Giuseppina Manin, Corriere della Sera, 6/6/2009, 6 giugno 2009
SUOR MARIE, UGOLA DIVINA
«Era una chiesa bizantina. Scura, piena di candele. Un’atmosfera misteriosa, come si conviene di Settimana Santa. D’un tratto quelle voci... Un canto che pareva il paradiso. Avevo sette anni, non avevo mai ascoltato niente di più bello. Strinsi la mano di mia madre, mi unii al coro. E mi trovai di colpo anch’io tra gli angeli. Decisi che avrei votato la mia voce a Dio».
Colpita da doppia vocazione in simultanea, la piccola Marie Keyrouz, libanese di fede cristiano-maronita, vide in quel momento tutta la sua vita: avrebbe cantato e sarebbe diventata suora.

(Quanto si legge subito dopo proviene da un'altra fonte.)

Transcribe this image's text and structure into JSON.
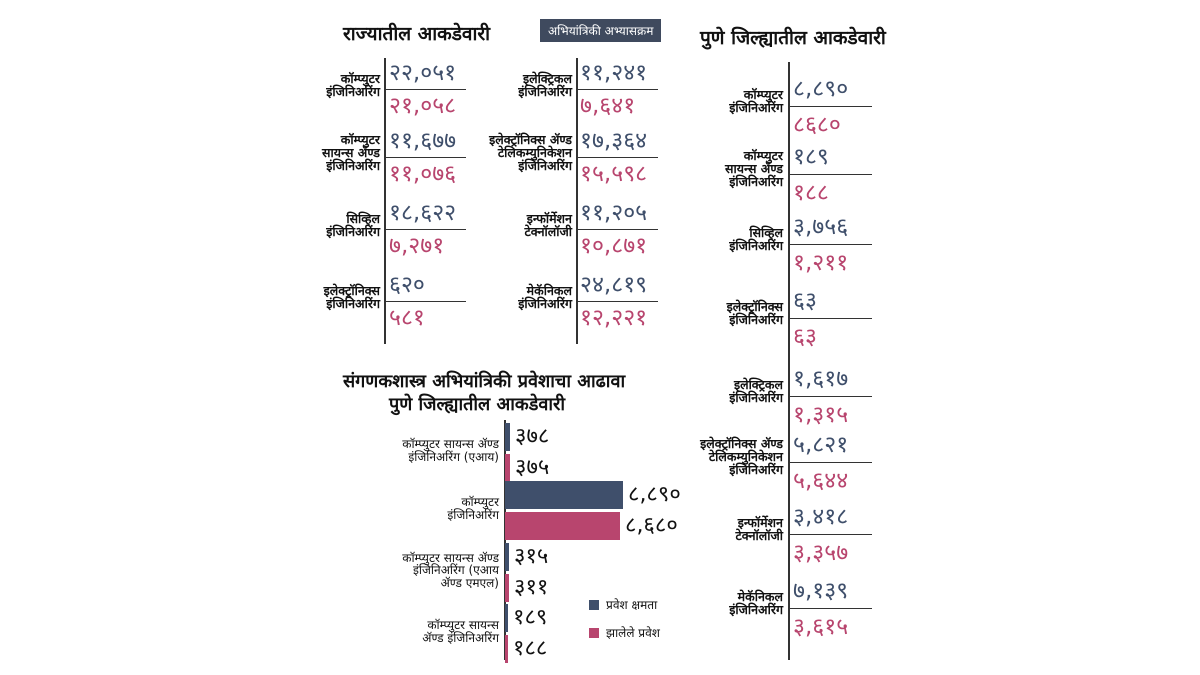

«Un doppio modo per render lode al Signore. Cantando si prega due volte», assicura al telefono da Parigi, dove vive in un convento, Soeur Marie Keyrouz, religiosa delle Basiliensi, musicologa diplomata alla Sorbona, fondatrice e presidente dell’Istituto Internazionale di Canto Sacro della capitale francese. Ma soprattutto interprete magnifica di un repertorio ecumenico, che unisce in un sincretismo ispirato alle origini del Cristianesimo, musica sacra d’Occidente e canti maroniti, bizantini, siriaci, ambrosiani...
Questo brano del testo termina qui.